There’s almost nothing more comforting to me than wrapping myself in a blanket and curling up on the couch to spend an afternoon watching actors, now long dead, sing and dance their hearts out.

The irony is with my two left feet, I cannot dance, and when I do sing, it’s painful for me as well as everyone within earshot. Lest you think I am exaggerating, I introduce Exhibit A:

Exhibit A:
Growing up, unless it was Christmas, the music on our stereo was classical. Once, when my mother was out of the house, my father unearthed an old Beach Boys’ album. My sister and I very nearly went into shock. Consequently, I still can’t tell you the names of popular songs or identify the artists who are singing them.

Ha! you say. That isn’t so bad.

Oh no? Let’s talk about Exhibit B:

Exhibit B:
In college, I got a “C” in the jazz class I took as an elective. It was one of the classes where you only needed to show up in order to get an “A.” Well, I showed up. But I couldn’t dance.

Really, is it any wonder that I like old musicals? The people in them look happy–even when they’re sad–and they move around effortlessly in these spectacularly choreographed dance sequences in time to beautiful music.

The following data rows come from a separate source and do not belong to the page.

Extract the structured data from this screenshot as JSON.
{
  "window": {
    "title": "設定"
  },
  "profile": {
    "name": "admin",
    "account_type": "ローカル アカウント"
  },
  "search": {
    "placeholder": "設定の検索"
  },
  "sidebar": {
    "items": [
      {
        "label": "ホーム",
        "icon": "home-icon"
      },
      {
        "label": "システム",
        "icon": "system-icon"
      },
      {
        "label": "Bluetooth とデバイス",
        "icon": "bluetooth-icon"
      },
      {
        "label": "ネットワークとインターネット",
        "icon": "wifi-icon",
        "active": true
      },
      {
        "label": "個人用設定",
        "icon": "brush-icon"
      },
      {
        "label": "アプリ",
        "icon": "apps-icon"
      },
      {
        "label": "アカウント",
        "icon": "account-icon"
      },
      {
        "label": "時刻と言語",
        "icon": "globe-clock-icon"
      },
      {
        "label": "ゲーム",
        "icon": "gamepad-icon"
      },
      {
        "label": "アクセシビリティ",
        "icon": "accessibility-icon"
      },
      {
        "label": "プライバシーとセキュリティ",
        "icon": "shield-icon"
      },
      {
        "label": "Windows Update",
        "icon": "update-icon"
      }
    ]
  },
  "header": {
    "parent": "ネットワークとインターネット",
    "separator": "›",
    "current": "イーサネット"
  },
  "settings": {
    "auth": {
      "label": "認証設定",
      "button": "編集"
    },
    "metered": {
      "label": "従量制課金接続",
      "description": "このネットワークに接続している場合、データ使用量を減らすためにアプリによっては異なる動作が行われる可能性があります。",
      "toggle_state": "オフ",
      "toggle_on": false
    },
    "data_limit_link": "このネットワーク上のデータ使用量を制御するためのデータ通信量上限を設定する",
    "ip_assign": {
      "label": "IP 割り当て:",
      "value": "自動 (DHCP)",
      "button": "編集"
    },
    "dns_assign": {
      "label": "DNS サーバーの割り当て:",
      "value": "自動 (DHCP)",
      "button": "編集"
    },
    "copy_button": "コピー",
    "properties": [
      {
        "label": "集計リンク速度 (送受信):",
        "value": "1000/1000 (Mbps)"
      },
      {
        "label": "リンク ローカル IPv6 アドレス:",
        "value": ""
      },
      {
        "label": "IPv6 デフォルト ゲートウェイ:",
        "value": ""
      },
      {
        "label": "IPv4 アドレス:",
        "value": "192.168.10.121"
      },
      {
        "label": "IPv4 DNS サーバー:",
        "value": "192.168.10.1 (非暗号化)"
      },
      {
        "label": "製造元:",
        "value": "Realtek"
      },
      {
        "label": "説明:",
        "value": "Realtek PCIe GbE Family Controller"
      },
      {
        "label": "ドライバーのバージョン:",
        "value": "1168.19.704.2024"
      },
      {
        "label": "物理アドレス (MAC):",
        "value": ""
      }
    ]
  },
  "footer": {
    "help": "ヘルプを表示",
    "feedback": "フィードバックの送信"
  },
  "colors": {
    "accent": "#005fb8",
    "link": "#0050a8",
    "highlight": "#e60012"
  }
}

Watching these movies is such an enjoyable experience for me that I force myself to overlook the sexist and racist overtones. These are things I never noticed as a kid. Seven Brides for Seven Brothers? It seemed totally normal for the brothers to kidnap girls and cart them off to a remote cabin in the woods. Daddy Long Legs? Fred Astaire had 30 years on Leslie Caron, but what’s age got to do with it? South Pacific? When Lieutenant Cable refuses to marry the little island girl because of the color of her skin, my heart still breaks.

I try to be careful about my selections (none of the aforementioned classics have made the cut as yet) and I add color commentary to the movies when I watch them with the kids (See, Professor Higgins helped turn Eliza into a princess but SHE was the one who did all the work!). It’s probably useless but it makes me feel better.

It was family movie night. Sick to death of animated talking cars, rats and fairies, I campaigned for something different.

“Do we want to watch the movie about the little orphan boy or the little orphan girl?”

“Boy!” shouted the boys.

“Girl!” said Nora simultaneously.

“We’re always going to be outnumbered in our family, Nora,” I said ruefully. “My vote is for Annie too.”

But the majority rules and Oliver Twist it was.

Even in middle-class American society, violence is everywhere; my kids have not been immune. They play lego video games (the players don’t die, per se, they’re disassembled), watch violence in sports, hear about it on the radio and see it on the news. It isn’t that I thought the kids were desensitized to death but I wasn’t prepared for their reaction to the brutality perpetrated by Bill. Honestly, I had forgotten that Bill kills Nancy.

Howls. Horror. Tears. They mourned Nancy’s loss and were outraged by Bill’s cruelty. Henry alone was blissfully ignorant. Being barely awake had dimmed his view of the scene unfolding on our TV screen. Unfortunately, it did not protect him from witnessing his brother and sister’s scene in the living room.

I guess I should be grateful that my kids have sympathetic souls – that their innocence still blooms. Still, I can’t help but wonder how they will possibly survive real life when they react this strongly to life in technicolor.